Monday evening’s secret ballot of Tory lawmakers, which came after an extended holiday weekend during which Johnson was booed as he arrived at a church service honoring the queen’s 70-year reign, was announced in the morning by Conservative official Graham Brady, who said he had received letters from the required 15% of the party’s lawmakers asking for the vote.

“Tonight is a chance to end months of speculation and allow the government to draw a line and move on, delivering on the people’s priorities,” the prime minister’s office said in a statement ahead of the vote.

Even though he won the challenge to his leadership, one analyst said the fact that there was a vote will damage Johnson’s reputation.

“There were ministers of Parliament who were willing to tolerate the parts of Johnson that they did not like.
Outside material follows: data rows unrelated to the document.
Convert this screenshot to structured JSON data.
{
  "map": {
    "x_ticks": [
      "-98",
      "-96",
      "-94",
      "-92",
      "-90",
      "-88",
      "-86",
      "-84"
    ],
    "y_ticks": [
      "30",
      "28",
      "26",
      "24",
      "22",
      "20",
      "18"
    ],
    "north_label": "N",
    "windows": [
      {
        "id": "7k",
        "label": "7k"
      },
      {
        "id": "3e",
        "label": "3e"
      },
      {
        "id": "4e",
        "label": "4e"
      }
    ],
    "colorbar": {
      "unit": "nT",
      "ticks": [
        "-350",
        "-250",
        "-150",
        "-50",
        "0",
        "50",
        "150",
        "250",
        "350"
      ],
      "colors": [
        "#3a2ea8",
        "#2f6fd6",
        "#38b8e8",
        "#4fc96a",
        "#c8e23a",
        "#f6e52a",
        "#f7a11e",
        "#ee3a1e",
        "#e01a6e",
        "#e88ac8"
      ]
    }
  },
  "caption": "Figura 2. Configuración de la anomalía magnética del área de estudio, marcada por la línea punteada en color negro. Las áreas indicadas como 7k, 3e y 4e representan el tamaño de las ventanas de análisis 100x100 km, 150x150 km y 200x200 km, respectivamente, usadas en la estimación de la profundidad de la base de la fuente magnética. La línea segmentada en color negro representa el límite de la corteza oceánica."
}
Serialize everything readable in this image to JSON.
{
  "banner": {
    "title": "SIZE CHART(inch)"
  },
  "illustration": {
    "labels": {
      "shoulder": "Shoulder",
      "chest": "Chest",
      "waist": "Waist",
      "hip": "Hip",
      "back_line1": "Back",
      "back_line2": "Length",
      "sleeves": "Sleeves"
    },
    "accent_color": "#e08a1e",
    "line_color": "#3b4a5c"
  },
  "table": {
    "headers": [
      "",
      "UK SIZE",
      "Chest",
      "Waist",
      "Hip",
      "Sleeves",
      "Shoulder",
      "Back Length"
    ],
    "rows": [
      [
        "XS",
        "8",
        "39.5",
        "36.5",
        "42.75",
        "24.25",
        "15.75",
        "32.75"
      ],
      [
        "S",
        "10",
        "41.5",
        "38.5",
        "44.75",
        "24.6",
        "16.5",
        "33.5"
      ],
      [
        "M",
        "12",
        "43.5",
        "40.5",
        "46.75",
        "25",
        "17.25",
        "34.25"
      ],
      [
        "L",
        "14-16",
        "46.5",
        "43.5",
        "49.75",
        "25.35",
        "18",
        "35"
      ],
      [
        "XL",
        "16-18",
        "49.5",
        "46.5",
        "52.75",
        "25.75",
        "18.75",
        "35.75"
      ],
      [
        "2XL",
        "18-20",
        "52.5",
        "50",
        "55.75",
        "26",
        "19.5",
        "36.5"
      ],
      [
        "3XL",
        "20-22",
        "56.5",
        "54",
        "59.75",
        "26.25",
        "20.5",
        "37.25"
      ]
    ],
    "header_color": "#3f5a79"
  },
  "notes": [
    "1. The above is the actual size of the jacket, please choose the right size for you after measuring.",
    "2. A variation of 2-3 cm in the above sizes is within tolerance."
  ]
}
But the culture of law-breaking became too much for some,” said Anand Menon, a politics professor at King’s College London.

The question around Johnson, Curtice said, has become whether his party and the public are “willing to believe him.”

“Politicians spin and there are always judgments about their policy. But this is the first time that the ethics and polity of a prime minister have come into question in this matter,” said Curtice. “The central question is, do you believe the prime minister? If you think he lied, are you willing to believe him on other issues?”

Monday’s developments are the latest chapter in Johnson’s roller-coaster career as a politician. Before becoming prime minister in 2019, he held a variety of offices — mayor of London and British foreign secretary among them — but repeatedly found himself on the skids after gaffes and political mistakes. At the same time, observers marveled at his ability to come back from scandal and his popularity as a campaigner who could excite voters and turn them to his party.

Under Johnson, the Tories stormed to a landslide victory in the 2019 national election, flipping many districts that had long been considered bastions of the opposition Labor Party.

But the recurring scandals over ethics and U-turns on policy decisions have increasingly made Conservative lawmakers see Johnson as a liability who could hurt their chances in the next election, which must be held by 2024.

“Today’s decision is change or lose,” Jeremy Hunt, a former Cabinet member who ran against Johnson in the contest for Conservative Party leader in 2019, said before Monday’s confidence vote. “I will be voting for change.”